Kinetic Seas and Sagtec aim to use the Skilliks AI platform more broadly across Sagtec’s mobility, retail and other sectors. Sagtec has outlined an AI growth strategy targeting $12–15 million in AI-related revenue in FY 2026, and Kinetic Seas holds 5.5 million SAGT shares, aligning incentives around Sagtec’s AI and enterprise software expansion.
Kinetic Seas Incorporated entered a financing deal with LABRYS FUND II, L.P., issuing an unsecured promissory note with a $148,500 principal amount for $135,000 in gross proceeds, reflecting an original issue discount.

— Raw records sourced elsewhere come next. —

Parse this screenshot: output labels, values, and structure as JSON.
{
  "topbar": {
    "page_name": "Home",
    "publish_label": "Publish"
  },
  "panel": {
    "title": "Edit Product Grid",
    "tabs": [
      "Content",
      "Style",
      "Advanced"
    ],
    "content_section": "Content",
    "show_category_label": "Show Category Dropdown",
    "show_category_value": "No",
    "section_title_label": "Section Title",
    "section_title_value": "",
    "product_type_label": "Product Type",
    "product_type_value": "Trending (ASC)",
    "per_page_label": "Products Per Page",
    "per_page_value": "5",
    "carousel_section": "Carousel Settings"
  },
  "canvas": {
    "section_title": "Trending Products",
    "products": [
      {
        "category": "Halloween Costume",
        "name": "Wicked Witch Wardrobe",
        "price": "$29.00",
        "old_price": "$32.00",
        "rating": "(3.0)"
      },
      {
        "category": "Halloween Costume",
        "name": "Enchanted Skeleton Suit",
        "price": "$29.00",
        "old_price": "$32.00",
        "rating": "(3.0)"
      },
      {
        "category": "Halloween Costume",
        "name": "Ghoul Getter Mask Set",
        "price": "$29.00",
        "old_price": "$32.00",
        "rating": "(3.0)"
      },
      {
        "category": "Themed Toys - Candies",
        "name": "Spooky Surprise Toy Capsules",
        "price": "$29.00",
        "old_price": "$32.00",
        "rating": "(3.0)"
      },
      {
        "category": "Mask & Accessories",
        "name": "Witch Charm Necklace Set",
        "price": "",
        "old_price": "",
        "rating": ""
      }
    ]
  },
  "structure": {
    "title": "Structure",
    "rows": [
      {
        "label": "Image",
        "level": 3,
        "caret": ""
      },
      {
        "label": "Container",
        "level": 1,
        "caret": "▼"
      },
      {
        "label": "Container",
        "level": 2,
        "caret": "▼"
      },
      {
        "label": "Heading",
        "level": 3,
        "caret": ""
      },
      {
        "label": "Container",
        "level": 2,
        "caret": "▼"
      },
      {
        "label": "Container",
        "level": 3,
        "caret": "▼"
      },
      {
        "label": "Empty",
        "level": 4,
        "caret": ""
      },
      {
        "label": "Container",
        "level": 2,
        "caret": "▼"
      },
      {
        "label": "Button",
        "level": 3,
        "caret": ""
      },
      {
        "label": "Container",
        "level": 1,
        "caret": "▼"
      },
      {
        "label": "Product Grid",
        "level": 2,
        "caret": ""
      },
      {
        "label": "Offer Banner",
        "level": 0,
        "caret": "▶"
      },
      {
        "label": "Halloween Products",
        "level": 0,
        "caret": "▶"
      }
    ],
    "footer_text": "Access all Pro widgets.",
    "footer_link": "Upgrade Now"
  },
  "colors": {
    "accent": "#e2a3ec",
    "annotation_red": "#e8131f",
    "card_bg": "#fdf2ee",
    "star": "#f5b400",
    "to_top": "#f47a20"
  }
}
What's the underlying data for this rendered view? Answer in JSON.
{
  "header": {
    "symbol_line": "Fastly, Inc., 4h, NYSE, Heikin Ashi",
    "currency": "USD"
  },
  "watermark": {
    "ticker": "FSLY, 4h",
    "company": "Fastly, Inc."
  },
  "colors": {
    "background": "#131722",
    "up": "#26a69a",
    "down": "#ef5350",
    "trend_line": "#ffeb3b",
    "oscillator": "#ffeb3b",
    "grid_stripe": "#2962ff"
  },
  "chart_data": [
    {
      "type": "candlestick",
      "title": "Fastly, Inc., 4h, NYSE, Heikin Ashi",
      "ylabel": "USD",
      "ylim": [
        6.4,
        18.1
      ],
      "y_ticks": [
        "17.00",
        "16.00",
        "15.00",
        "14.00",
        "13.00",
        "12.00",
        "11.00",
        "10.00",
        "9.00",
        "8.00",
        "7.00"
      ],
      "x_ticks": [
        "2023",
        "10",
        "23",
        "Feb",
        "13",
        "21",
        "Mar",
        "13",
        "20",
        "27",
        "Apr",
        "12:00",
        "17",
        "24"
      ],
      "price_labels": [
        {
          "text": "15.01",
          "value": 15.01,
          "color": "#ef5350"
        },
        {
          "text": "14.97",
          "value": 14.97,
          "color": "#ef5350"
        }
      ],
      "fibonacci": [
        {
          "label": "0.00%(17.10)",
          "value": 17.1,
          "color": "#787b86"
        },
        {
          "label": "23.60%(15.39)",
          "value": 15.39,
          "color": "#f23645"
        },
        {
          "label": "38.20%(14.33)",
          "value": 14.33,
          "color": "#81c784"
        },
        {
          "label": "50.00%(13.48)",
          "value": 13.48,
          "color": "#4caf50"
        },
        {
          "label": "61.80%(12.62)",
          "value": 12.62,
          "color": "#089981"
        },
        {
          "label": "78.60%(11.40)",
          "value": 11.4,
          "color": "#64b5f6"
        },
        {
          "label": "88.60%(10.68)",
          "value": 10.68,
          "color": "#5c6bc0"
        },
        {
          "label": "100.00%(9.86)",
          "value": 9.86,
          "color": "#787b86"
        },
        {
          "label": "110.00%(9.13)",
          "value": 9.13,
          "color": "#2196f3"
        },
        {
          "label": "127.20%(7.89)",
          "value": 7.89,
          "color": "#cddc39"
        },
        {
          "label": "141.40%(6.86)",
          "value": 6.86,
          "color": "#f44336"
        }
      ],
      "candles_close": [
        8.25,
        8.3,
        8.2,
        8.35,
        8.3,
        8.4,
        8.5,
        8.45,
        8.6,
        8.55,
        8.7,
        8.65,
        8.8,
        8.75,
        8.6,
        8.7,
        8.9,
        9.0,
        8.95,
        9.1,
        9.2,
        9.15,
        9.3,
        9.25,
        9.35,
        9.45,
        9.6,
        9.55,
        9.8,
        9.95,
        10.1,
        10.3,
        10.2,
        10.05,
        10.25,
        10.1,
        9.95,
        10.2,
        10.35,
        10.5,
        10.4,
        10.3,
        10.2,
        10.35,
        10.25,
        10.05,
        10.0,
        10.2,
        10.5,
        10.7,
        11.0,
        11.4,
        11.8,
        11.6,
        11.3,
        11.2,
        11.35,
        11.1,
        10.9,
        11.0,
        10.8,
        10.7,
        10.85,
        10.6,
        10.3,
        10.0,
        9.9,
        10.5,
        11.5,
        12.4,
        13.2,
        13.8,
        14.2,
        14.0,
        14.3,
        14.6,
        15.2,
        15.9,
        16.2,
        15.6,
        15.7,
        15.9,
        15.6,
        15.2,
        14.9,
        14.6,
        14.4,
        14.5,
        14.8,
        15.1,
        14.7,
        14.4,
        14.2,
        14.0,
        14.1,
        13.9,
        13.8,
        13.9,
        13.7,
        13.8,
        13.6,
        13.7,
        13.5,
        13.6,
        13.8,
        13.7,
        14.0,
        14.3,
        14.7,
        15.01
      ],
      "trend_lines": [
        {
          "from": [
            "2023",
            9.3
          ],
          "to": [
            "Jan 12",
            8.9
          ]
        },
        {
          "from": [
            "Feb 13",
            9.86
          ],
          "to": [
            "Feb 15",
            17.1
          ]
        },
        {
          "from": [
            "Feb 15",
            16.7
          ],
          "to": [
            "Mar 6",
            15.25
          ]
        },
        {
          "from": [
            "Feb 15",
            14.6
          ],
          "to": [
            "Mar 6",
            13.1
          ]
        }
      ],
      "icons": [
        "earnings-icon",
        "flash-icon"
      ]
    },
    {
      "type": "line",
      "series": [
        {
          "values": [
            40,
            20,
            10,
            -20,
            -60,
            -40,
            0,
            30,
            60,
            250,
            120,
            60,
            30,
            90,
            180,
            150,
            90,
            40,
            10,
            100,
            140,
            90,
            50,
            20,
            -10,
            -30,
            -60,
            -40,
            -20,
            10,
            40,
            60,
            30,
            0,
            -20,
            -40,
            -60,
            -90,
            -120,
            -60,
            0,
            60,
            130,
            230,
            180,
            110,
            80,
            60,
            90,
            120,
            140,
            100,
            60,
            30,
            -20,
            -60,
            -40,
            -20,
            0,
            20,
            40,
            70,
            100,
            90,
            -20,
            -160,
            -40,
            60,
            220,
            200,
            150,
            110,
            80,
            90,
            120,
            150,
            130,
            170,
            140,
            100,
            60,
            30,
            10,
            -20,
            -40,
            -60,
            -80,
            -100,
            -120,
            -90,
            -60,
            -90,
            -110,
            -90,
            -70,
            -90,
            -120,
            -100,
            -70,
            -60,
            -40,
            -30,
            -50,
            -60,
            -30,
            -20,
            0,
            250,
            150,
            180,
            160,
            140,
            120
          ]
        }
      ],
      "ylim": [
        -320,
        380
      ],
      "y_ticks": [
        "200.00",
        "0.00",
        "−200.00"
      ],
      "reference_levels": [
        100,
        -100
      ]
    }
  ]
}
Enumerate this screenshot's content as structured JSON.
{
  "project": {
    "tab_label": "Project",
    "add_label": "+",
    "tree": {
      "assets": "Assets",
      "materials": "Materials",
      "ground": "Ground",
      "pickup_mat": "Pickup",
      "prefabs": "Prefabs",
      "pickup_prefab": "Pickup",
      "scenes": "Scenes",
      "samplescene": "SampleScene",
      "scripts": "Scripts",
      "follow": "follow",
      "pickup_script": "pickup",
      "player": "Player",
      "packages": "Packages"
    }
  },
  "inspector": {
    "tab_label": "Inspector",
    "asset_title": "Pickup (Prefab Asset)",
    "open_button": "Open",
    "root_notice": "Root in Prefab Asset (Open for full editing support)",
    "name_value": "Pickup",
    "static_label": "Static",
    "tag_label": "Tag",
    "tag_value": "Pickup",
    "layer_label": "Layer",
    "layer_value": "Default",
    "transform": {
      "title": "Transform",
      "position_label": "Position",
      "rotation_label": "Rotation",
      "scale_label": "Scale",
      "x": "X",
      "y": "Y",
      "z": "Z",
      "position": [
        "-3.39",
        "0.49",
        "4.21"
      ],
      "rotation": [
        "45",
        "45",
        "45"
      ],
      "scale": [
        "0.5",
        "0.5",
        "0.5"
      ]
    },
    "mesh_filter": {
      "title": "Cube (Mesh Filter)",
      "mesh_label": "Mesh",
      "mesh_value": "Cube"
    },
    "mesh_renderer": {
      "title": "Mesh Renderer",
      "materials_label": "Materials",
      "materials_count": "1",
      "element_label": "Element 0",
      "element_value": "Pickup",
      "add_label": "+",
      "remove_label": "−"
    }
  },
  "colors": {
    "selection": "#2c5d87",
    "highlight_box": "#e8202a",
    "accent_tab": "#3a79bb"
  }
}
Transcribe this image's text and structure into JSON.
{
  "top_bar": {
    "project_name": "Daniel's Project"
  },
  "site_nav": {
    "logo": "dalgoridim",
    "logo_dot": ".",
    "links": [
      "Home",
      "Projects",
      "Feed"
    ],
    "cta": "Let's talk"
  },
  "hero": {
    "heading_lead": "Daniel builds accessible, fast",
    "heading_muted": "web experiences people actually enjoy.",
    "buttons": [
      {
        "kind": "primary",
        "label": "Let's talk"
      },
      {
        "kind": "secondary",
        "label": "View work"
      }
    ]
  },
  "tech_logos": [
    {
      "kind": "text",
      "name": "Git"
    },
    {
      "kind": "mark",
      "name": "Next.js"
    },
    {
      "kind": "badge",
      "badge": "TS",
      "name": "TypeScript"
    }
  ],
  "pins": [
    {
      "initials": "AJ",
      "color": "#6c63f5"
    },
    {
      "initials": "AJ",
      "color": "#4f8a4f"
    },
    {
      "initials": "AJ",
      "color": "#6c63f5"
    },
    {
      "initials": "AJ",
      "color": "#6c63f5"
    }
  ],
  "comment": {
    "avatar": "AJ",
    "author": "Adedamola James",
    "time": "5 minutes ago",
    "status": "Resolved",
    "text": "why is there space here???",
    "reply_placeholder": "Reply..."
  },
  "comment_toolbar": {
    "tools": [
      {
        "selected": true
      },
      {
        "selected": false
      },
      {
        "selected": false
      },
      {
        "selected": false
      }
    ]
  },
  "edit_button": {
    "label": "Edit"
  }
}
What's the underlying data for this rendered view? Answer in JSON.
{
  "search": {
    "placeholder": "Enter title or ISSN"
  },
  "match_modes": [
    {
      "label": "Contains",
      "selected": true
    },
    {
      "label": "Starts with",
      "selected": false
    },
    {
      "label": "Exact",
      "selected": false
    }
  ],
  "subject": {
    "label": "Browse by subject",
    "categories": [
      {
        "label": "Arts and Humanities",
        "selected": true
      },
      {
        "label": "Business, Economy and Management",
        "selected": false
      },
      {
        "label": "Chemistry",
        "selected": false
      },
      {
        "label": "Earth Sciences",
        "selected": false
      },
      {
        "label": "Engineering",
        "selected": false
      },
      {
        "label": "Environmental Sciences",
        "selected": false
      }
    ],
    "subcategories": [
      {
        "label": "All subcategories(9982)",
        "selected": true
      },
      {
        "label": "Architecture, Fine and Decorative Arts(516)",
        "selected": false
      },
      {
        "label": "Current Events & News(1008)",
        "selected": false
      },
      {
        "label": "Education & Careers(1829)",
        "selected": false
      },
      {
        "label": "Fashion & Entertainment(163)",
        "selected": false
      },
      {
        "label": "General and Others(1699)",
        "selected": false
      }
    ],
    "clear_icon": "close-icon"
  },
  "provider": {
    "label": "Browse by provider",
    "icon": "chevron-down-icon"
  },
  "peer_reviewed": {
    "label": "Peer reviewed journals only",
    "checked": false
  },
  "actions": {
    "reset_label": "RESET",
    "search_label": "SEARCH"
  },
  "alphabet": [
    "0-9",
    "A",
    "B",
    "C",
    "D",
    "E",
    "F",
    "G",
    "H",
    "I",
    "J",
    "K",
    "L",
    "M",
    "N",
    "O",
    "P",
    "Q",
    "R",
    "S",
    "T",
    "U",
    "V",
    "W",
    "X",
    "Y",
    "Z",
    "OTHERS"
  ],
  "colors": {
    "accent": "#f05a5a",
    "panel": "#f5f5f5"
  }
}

The note carries an 8% one-time interest charge at issuance, matures on February 23, 2027, and requires scheduled amortization payments starting May 18, 2026. It includes customary covenants and default provisions that can accelerate repayment at a premium. The note may be converted into shares of Kinetic Seas common stock under its terms and was issued in a private placement relying on Section 4(a)(2) and Rule 506 of Regulation D to an accredited investor.
Kinetic Seas Incorporated reported that during the three months ended September 30, 2025, it sold 610,000 shares of common stock in a private transaction for total proceeds of $100,000. The shares were sold to sophisticated investors under the Section 4(a)(2) exemption from Securities Act registration, with no commissions paid and certificates bearing restricted legends.
The company also describes its Colorado law–based policy to indemnify officers and directors who act in good faith and in the company’s best interests, while excluding coverage for intentional misconduct, fraud, or intentional violations of law, and noting Securities and Exchange Commission views that certain Securities Act–related indemnification is unenforceable.
Kinetic Seas Incorporated reported modest consulting revenue growth but remains in a fragile financial position for the quarter ended September 30, 2025. Consulting revenue rose to $91,537 for the quarter (from $64,966 a year earlier) and $159,408 for the nine months (from $137,291), while the quarterly net loss narrowed to $206,111 from $1,053,518. Operating expenses fell sharply year over year, reflecting lower start-up and professional costs. However, the company ended the period with no cash, total assets of $149,932, a stockholders’ deficit of $852,610, and short-term notes and related-party debt carrying interest rates up to 36%. Management discloses a going concern uncertainty, citing a working capital deficit of about $928,153, continued operating losses, and dependence on external financing, including dilutive equity issuances and high-cost borrowings.
Kinetic Seas Incorporated filed a Form 12b-25 (NT 10-Q), notifying a late filing for the quarter ended September 30, 2025. The company cites its transition from a shell to an operating company, ongoing changes to operations, financial reporting processes, and internal controls, as well as a recent handover of accounting work from a third-party consultant to a new independent CPA firm. These shifts have extended review and reconciliation efforts. Kinetic Seas states it is working to complete the Form 10-Q as soon as practicable and expects to file within the extension period permitted by Rule 12b-25.